How funny. We thought we couldn’t hear the music of life, but it was literally inside of us all along. We are its percussion section.
If you were to close your eyes again, you’d notice sounds beyond the body — ones that are always there, even when you’ve turned off the music, turned off the TV, put your phone on “do not disturb.” Your air conditioner or heater keeps a beat. Your refrigerator fan kicks gently on and off. Maybe you hear the hum of electricity — a sound you don’t even realize is present until the power goes out and you hear other sounds instead, like the road outside your house.
The music of life is composed of actual sounds, but it’s also composed of something beyond perceivable sound, kind of like a dog whistle. There is a register beyond your perception, and that is what you must learn to hear if you are to get the most out of this phenomenal life.

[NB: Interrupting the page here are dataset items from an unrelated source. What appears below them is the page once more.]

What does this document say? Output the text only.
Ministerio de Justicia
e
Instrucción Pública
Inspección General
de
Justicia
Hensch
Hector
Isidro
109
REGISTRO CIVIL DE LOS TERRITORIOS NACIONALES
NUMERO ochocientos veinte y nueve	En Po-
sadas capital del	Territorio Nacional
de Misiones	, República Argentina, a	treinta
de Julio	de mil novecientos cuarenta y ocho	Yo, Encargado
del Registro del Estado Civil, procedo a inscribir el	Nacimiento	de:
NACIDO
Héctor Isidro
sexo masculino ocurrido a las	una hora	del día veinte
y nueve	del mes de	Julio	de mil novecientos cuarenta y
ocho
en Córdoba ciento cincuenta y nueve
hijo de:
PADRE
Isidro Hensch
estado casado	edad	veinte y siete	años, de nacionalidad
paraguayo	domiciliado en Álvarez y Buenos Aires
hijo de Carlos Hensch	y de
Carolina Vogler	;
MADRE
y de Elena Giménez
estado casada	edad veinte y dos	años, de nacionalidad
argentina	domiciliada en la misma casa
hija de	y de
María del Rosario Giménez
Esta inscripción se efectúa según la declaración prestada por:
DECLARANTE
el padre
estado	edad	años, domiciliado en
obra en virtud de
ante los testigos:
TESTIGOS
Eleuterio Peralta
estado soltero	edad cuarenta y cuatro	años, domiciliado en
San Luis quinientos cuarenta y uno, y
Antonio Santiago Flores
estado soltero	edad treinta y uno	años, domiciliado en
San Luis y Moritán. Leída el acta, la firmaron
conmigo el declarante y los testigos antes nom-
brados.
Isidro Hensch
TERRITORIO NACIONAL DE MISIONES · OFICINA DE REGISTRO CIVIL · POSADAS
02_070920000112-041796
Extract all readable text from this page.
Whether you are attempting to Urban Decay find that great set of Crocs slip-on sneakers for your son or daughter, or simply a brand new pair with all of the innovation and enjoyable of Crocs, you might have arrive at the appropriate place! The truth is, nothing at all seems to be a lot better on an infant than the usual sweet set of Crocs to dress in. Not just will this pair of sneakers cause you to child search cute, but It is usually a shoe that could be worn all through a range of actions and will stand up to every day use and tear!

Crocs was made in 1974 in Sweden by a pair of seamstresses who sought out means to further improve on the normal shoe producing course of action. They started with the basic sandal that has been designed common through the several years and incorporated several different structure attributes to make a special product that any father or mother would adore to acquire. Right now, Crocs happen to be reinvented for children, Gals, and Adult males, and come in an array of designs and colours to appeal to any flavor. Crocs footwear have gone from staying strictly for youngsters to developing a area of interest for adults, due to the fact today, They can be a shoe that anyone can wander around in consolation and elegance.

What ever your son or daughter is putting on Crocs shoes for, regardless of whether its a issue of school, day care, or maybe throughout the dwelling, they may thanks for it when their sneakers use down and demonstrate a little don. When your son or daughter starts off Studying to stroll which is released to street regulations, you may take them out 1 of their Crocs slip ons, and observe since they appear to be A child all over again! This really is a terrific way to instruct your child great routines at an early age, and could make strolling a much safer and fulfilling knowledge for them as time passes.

The point is that there is a lot going on, in and around you, and removing your attention from the things that have you tied up in knots can help you begin to perceive it. If our goal is happiness (and isn’t that why we’re here?), there’s a soundtrack that can help us to find it. I encourage you to lean toward it — to catch a snippet of melody here or there.
Before you know it, you’ll be humming along, attuned to every note.